Thursday, 1 September 2016

From The Minibus Window, Tawau - Semporna

From The Minibus Window, Tawau - Semporna
17 Juli 2016
Semporna merupakan sebuah kota kecil yang terletak di pesisir timur negara bagian Sabah, Malaysia. Dari Tawau, jaraknya sekitar 107 km. Jika kita menumpang transportasi umum hanya membutuhkan waktu 1.5 jam saja, pulangnya dari Semporna ke Tawau saya malah mencatat hanya 1 jam saja. Bayangkan kak, jarak 107 km dengan waktu tempuh 1 jam di jalanan Pulau Borneo! Membuat saya tersadar betapa pemerintah Malaysia sangat mengedepankan prinsip pembangunan merata hingga ke daerah terdepan negaranya ini. Bagaimana sesungguhnya potret jalan nasional Negeri Sabah, Malaysia di sepanjang jalan dari Tawau ke Semporna ? Berikut ulasannya.

Tak lama setelah bundaran Masjid Al-Kautar, minibus berAC yang saya tumpangi sesaat mengisi fuel di Petron, sebuah stasiun pengisian bahan bakar umum. SPBU di Tawau ini, pembeli mengisi sendiri (self services), bayarnya dengan menggunakan sebuah payment card. Minibus mengisi 25 liter, angka harga yang tertera 40 RM. Jika saya konversikan 40 ringgit ke rupiah (1 RM : 3.378 IDR) lalu saya bagi 25 liter. Jadi harga bensin per liter di Malaysia adalah sekitar 5.400 IDR. Hmm,, lebih murah dibanding harga bensin di tanah air. Seingat saya harga bensin di negara kita yakni 6.450 IDR (Juli, 2016).

Bus kota Tawau
Minibus kembali melanjutkan perjalanan, masih di kawasan kota Tawau. Melaju di atas jalan yang ukurannya lebih besar, arahnya menuju Bandara Tawau. Rupanya jalan ini merupakan bagian dari Jalan Raya Pan Borneo atau Trans Borneo Highway. Apa itu Trans Borneo Highway? Ini adalah jaringan jalan raya nasional Malaysia antar negara bagian Sarawak dan Sabah terhubung hingga ke negara Brunei Darussalam. Di google map kita akan menemukan namanya AH150 (Asian Highway Network number 150). Saya memang baru melihat secuil Jalan Raya Pan Borneo nya Malaysia tetapi membayangkan jalan sebagus ini di Pulau Kalimantan, ahhh,,saya iri. Malaysia sudah punya jalan lintas sebagus ini yang menghubungkan seluruh daerahnya di Pulau Borneo bahkan hingga ke negara tetangga, Brunei. Dan negara kita entah kapan punya Jalan Trans Kalimantan yang menghubungkan Nunukan, Kalimantan Utara hingga Entikong, Kalimantan Barat.

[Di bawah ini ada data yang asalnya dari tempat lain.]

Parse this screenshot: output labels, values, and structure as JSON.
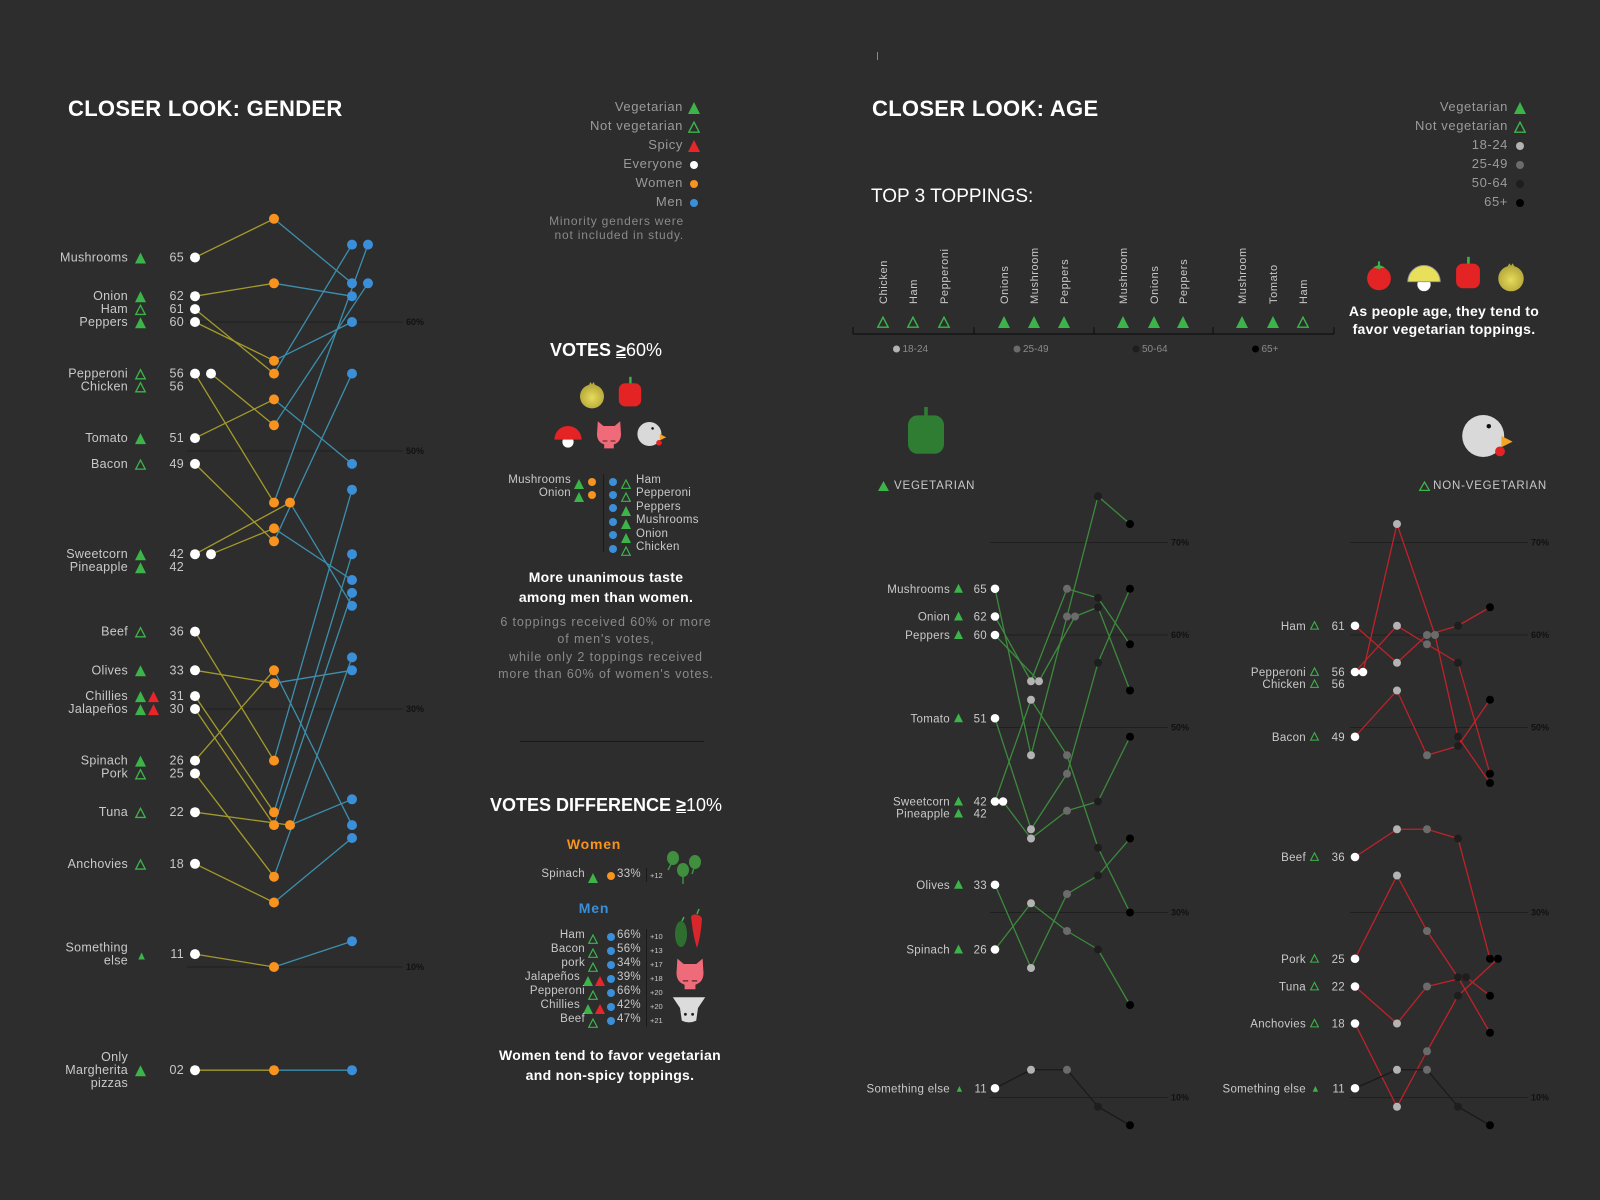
{
  "colors": {
    "background": "#2d2d2d",
    "vegetarian": "#3cb44a",
    "spicy": "#e8262a",
    "everyone": "#ffffff",
    "women": "#f7931e",
    "men": "#3b8fd9",
    "age_18_24": "#b3b3b3",
    "age_25_49": "#6b6b6b",
    "age_50_64": "#1e1e1e",
    "age_65_plus": "#000000",
    "veg_line": "#3d8a3d",
    "nonveg_line": "#c0222a"
  },
  "gender": {
    "title": "CLOSER LOOK: GENDER",
    "legend": [
      {
        "label": "Vegetarian",
        "symbol": "filled-triangle"
      },
      {
        "label": "Not vegetarian",
        "symbol": "outline-triangle"
      },
      {
        "label": "Spicy",
        "symbol": "red-triangle"
      },
      {
        "label": "Everyone",
        "symbol": "white-dot"
      },
      {
        "label": "Women",
        "symbol": "orange-dot"
      },
      {
        "label": "Men",
        "symbol": "blue-dot"
      }
    ],
    "note": "Minority genders were\nnot included in study."
  },
  "votes60": {
    "title_prefix": "VOTES",
    "title_sym": "≥",
    "title_suffix": "60%",
    "women": [
      {
        "name": "Mushrooms",
        "veg": true
      },
      {
        "name": "Onion",
        "veg": true
      }
    ],
    "men": [
      {
        "name": "Ham",
        "veg": false
      },
      {
        "name": "Pepperoni",
        "veg": false
      },
      {
        "name": "Peppers",
        "veg": true
      },
      {
        "name": "Mushrooms",
        "veg": true
      },
      {
        "name": "Onion",
        "veg": true
      },
      {
        "name": "Chicken",
        "veg": false
      }
    ],
    "headline_1": "More unanimous taste",
    "headline_2": "among men than women.",
    "para": [
      "6 toppings received 60% or more",
      "of men's votes,",
      "while only 2 toppings received",
      "more than 60% of women's votes."
    ]
  },
  "votesdiff": {
    "title_prefix": "VOTES DIFFERENCE",
    "title_sym": "≥",
    "title_suffix": "10%",
    "women_label": "Women",
    "men_label": "Men",
    "women": [
      {
        "name": "Spinach",
        "veg": true,
        "spicy": false,
        "pct": "33%",
        "diff": "+12"
      }
    ],
    "men": [
      {
        "name": "Ham",
        "veg": false,
        "spicy": false,
        "pct": "66%",
        "diff": "+10"
      },
      {
        "name": "Bacon",
        "veg": false,
        "spicy": false,
        "pct": "56%",
        "diff": "+13"
      },
      {
        "name": "pork",
        "veg": false,
        "spicy": false,
        "pct": "34%",
        "diff": "+17"
      },
      {
        "name": "Jalapeños",
        "veg": true,
        "spicy": true,
        "pct": "39%",
        "diff": "+18"
      },
      {
        "name": "Pepperoni",
        "veg": false,
        "spicy": false,
        "pct": "66%",
        "diff": "+20"
      },
      {
        "name": "Chillies",
        "veg": true,
        "spicy": true,
        "pct": "42%",
        "diff": "+20"
      },
      {
        "name": "Beef",
        "veg": false,
        "spicy": false,
        "pct": "47%",
        "diff": "+21"
      }
    ],
    "conclusion_1": "Women tend to favor vegetarian",
    "conclusion_2": "and non-spicy toppings."
  },
  "age": {
    "title": "CLOSER LOOK: AGE",
    "legend": [
      {
        "label": "Vegetarian",
        "symbol": "filled-triangle"
      },
      {
        "label": "Not vegetarian",
        "symbol": "outline-triangle"
      },
      {
        "label": "18-24",
        "symbol": "light-gray-dot"
      },
      {
        "label": "25-49",
        "symbol": "gray-dot"
      },
      {
        "label": "50-64",
        "symbol": "dark-gray-dot"
      },
      {
        "label": "65+",
        "symbol": "black-dot"
      }
    ],
    "top3_title": "TOP 3 TOPPINGS:",
    "top3": [
      {
        "age": "18-24",
        "items": [
          {
            "name": "Chicken",
            "veg": false
          },
          {
            "name": "Ham",
            "veg": false
          },
          {
            "name": "Pepperoni",
            "veg": false
          }
        ]
      },
      {
        "age": "25-49",
        "items": [
          {
            "name": "Onions",
            "veg": true
          },
          {
            "name": "Mushroom",
            "veg": true
          },
          {
            "name": "Peppers",
            "veg": true
          }
        ]
      },
      {
        "age": "50-64",
        "items": [
          {
            "name": "Mushroom",
            "veg": true
          },
          {
            "name": "Onions",
            "veg": true
          },
          {
            "name": "Peppers",
            "veg": true
          }
        ]
      },
      {
        "age": "65+",
        "items": [
          {
            "name": "Mushroom",
            "veg": true
          },
          {
            "name": "Tomato",
            "veg": true
          },
          {
            "name": "Ham",
            "veg": false
          }
        ]
      }
    ],
    "conclusion_1": "As people age, they tend to",
    "conclusion_2": "favor vegetarian toppings.",
    "veg_label": "VEGETARIAN",
    "nonveg_label": "NON-VEGETARIAN",
    "icons": [
      "tomato-icon",
      "mushroom-icon",
      "pepper-icon",
      "onion-icon"
    ]
  },
  "chart_data": [
    {
      "type": "line",
      "chart": "gender",
      "categories": [
        "Everyone",
        "Women",
        "Men"
      ],
      "unit": "% of votes",
      "gridlines": [
        60,
        50,
        30,
        10
      ],
      "gridline_labels": [
        "60%",
        "50%",
        "30%",
        "10%"
      ],
      "toppings": [
        {
          "name": "Mushrooms",
          "veg": true,
          "spicy": false,
          "values": [
            65,
            68,
            63
          ]
        },
        {
          "name": "Onion",
          "veg": true,
          "spicy": false,
          "values": [
            62,
            63,
            62
          ]
        },
        {
          "name": "Ham",
          "veg": false,
          "spicy": false,
          "values": [
            61,
            56,
            66
          ]
        },
        {
          "name": "Peppers",
          "veg": true,
          "spicy": false,
          "values": [
            60,
            57,
            60
          ]
        },
        {
          "name": "Pepperoni",
          "veg": false,
          "spicy": false,
          "values": [
            56,
            46,
            66
          ]
        },
        {
          "name": "Chicken",
          "veg": false,
          "spicy": false,
          "values": [
            56,
            52,
            63
          ]
        },
        {
          "name": "Tomato",
          "veg": true,
          "spicy": false,
          "values": [
            51,
            54,
            49
          ]
        },
        {
          "name": "Bacon",
          "veg": false,
          "spicy": false,
          "values": [
            49,
            43,
            56
          ]
        },
        {
          "name": "Sweetcorn",
          "veg": true,
          "spicy": false,
          "values": [
            42,
            46,
            38
          ]
        },
        {
          "name": "Pineapple",
          "veg": true,
          "spicy": false,
          "values": [
            42,
            44,
            40
          ]
        },
        {
          "name": "Beef",
          "veg": false,
          "spicy": false,
          "values": [
            36,
            26,
            47
          ]
        },
        {
          "name": "Olives",
          "veg": true,
          "spicy": false,
          "values": [
            33,
            32,
            33
          ]
        },
        {
          "name": "Chillies",
          "veg": true,
          "spicy": true,
          "values": [
            31,
            22,
            42
          ]
        },
        {
          "name": "Jalapeños",
          "veg": true,
          "spicy": true,
          "values": [
            30,
            21,
            39
          ]
        },
        {
          "name": "Spinach",
          "veg": true,
          "spicy": false,
          "values": [
            26,
            33,
            21
          ]
        },
        {
          "name": "Pork",
          "veg": false,
          "spicy": false,
          "values": [
            25,
            17,
            34
          ]
        },
        {
          "name": "Tuna",
          "veg": false,
          "spicy": false,
          "values": [
            22,
            21,
            23
          ]
        },
        {
          "name": "Anchovies",
          "veg": false,
          "spicy": false,
          "values": [
            18,
            15,
            20
          ]
        },
        {
          "name": "Something\nelse",
          "veg": "partial",
          "spicy": false,
          "values": [
            11,
            10,
            12
          ]
        },
        {
          "name": "Only\nMargherita\npizzas",
          "veg": true,
          "spicy": false,
          "values": [
            2,
            2,
            2
          ]
        }
      ]
    },
    {
      "type": "line",
      "chart": "age-vegetarian",
      "categories": [
        "Everyone",
        "18-24",
        "25-49",
        "50-64",
        "65+"
      ],
      "unit": "% of votes",
      "gridlines": [
        70,
        60,
        50,
        30,
        10
      ],
      "gridline_labels": [
        "70%",
        "60%",
        "50%",
        "30%",
        "10%"
      ],
      "toppings": [
        {
          "name": "Mushrooms",
          "veg": true,
          "values": [
            65,
            47,
            62,
            75,
            72
          ]
        },
        {
          "name": "Onion",
          "veg": true,
          "values": [
            62,
            55,
            65,
            64,
            59
          ]
        },
        {
          "name": "Peppers",
          "veg": true,
          "values": [
            60,
            55,
            62,
            63,
            54
          ]
        },
        {
          "name": "Tomato",
          "veg": true,
          "values": [
            51,
            39,
            45,
            57,
            65
          ]
        },
        {
          "name": "Sweetcorn",
          "veg": true,
          "values": [
            42,
            53,
            47,
            37,
            30
          ]
        },
        {
          "name": "Pineapple",
          "veg": true,
          "values": [
            42,
            38,
            41,
            42,
            49
          ]
        },
        {
          "name": "Olives",
          "veg": true,
          "values": [
            33,
            24,
            32,
            34,
            38
          ]
        },
        {
          "name": "Spinach",
          "veg": true,
          "values": [
            26,
            31,
            28,
            26,
            20
          ]
        },
        {
          "name": "Something else",
          "veg": "partial",
          "values": [
            11,
            13,
            13,
            9,
            7
          ]
        }
      ]
    },
    {
      "type": "line",
      "chart": "age-non-vegetarian",
      "categories": [
        "Everyone",
        "18-24",
        "25-49",
        "50-64",
        "65+"
      ],
      "unit": "% of votes",
      "gridlines": [
        70,
        60,
        50,
        30,
        10
      ],
      "gridline_labels": [
        "70%",
        "60%",
        "50%",
        "30%",
        "10%"
      ],
      "toppings": [
        {
          "name": "Ham",
          "veg": false,
          "values": [
            61,
            57,
            60,
            61,
            63
          ]
        },
        {
          "name": "Pepperoni",
          "veg": false,
          "values": [
            56,
            61,
            59,
            57,
            45
          ]
        },
        {
          "name": "Chicken",
          "veg": false,
          "values": [
            56,
            72,
            60,
            49,
            44
          ]
        },
        {
          "name": "Bacon",
          "veg": false,
          "values": [
            49,
            54,
            47,
            48,
            53
          ]
        },
        {
          "name": "Beef",
          "veg": false,
          "values": [
            36,
            39,
            39,
            38,
            25
          ]
        },
        {
          "name": "Pork",
          "veg": false,
          "values": [
            25,
            34,
            28,
            23,
            17
          ]
        },
        {
          "name": "Tuna",
          "veg": false,
          "values": [
            22,
            18,
            22,
            23,
            21
          ]
        },
        {
          "name": "Anchovies",
          "veg": false,
          "values": [
            18,
            9,
            15,
            21,
            25
          ]
        },
        {
          "name": "Something else",
          "veg": "partial",
          "values": [
            11,
            13,
            13,
            9,
            7
          ]
        }
      ]
    }
  ]
}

Jalan Raya Pan Borneo di Tawau memiliki pembatas jalan yang jelas di antara 2 arus kendaraan berlawanan. Barisan pepohonan cemara kecil diselipin tanaman bunga tumbuh di pembatas jalan. Lebar satu sisinya kiri-kira cukup untuk 2 ukuran mobil tipe MPV berjalan beriringan. Lebih lebar jika saya bandingkan dengan Jalan Lintas Sumatera di kampung halaman saya. Panoramanya tak jauh-jauh dari perkebunan sawit, pohon kelapa dan perkebunan karet bergantian menemani perjalanan. Kondisi nya mulus, bagus meskipun bukan jalan tol. Saya pun menengok ke speedometer, kecepatan minibus sekitar 100km/jam. Rasanya seperti jalan Korea rasa negara tropis.

Sepeda motor hanya sesekali terlihat. Kereta proton merajai jalanan. Kalaupun menemukan merk asing, umumnya mobil Toyota atau Isuzu. Plat nomor kendaraan di Tawau berinisial awal “ST”.

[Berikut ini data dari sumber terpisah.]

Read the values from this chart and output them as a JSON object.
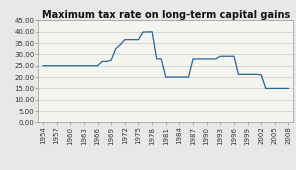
{
  "title": "Maximum tax rate on long-term capital gains",
  "years": [
    1954,
    1955,
    1956,
    1957,
    1958,
    1959,
    1960,
    1961,
    1962,
    1963,
    1964,
    1965,
    1966,
    1967,
    1968,
    1969,
    1970,
    1971,
    1972,
    1973,
    1974,
    1975,
    1976,
    1977,
    1978,
    1979,
    1980,
    1981,
    1982,
    1983,
    1984,
    1985,
    1986,
    1987,
    1988,
    1989,
    1990,
    1991,
    1992,
    1993,
    1994,
    1995,
    1996,
    1997,
    1998,
    1999,
    2000,
    2001,
    2002,
    2003,
    2004,
    2005,
    2006,
    2007,
    2008
  ],
  "rates": [
    25.0,
    25.0,
    25.0,
    25.0,
    25.0,
    25.0,
    25.0,
    25.0,
    25.0,
    25.0,
    25.0,
    25.0,
    25.0,
    26.9,
    26.9,
    27.5,
    32.5,
    34.25,
    36.5,
    36.5,
    36.5,
    36.5,
    39.875,
    39.875,
    40.0,
    28.0,
    28.0,
    20.0,
    20.0,
    20.0,
    20.0,
    20.0,
    20.0,
    28.0,
    28.0,
    28.0,
    28.0,
    28.0,
    28.0,
    29.19,
    29.19,
    29.19,
    29.19,
    21.19,
    21.19,
    21.19,
    21.19,
    21.19,
    21.0,
    15.0,
    15.0,
    15.0,
    15.0,
    15.0,
    15.0
  ],
  "xlim": [
    1953,
    2009
  ],
  "ylim": [
    0.0,
    45.0
  ],
  "yticks": [
    0.0,
    5.0,
    10.0,
    15.0,
    20.0,
    25.0,
    30.0,
    35.0,
    40.0,
    45.0
  ],
  "xticks": [
    1954,
    1957,
    1960,
    1963,
    1966,
    1969,
    1972,
    1975,
    1978,
    1981,
    1984,
    1987,
    1990,
    1993,
    1996,
    1999,
    2002,
    2005,
    2008
  ],
  "line_color": "#2a6496",
  "bg_color": "#e8e8e8",
  "plot_bg_color": "#f5f5f0",
  "grid_color": "#c8c8c8",
  "title_fontsize": 7.0,
  "tick_fontsize": 5.0
}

Sekalinya saya menemukan pedagang durian membuka lapaknya di tepian jalan raya, perkebunan sawit ! Saya benar-benar bernostalgia pada kampung halaman ketika melihat pemandangan ini.

Semporna 88 km lagi begitulah penanda beton jalan. Sampai di sini, jarang ditemukan rambu petunjuk kondisi jalan. Paling ada tanda > atau < pada jalan tikungan, di tengah pembatas jalan jumlah rambu tersebut dibuat 3 buah. Contohnya >>> yang artinya jalan tikungan ke kiri. Ternyata kecepatan maksimal yang dibolehkan hanya 90km/jam, ada rambunya. Setelah melewati persimpangan jalan menuju Bandara Tawau, minibus terus melaju membelah perkebunan sawit. 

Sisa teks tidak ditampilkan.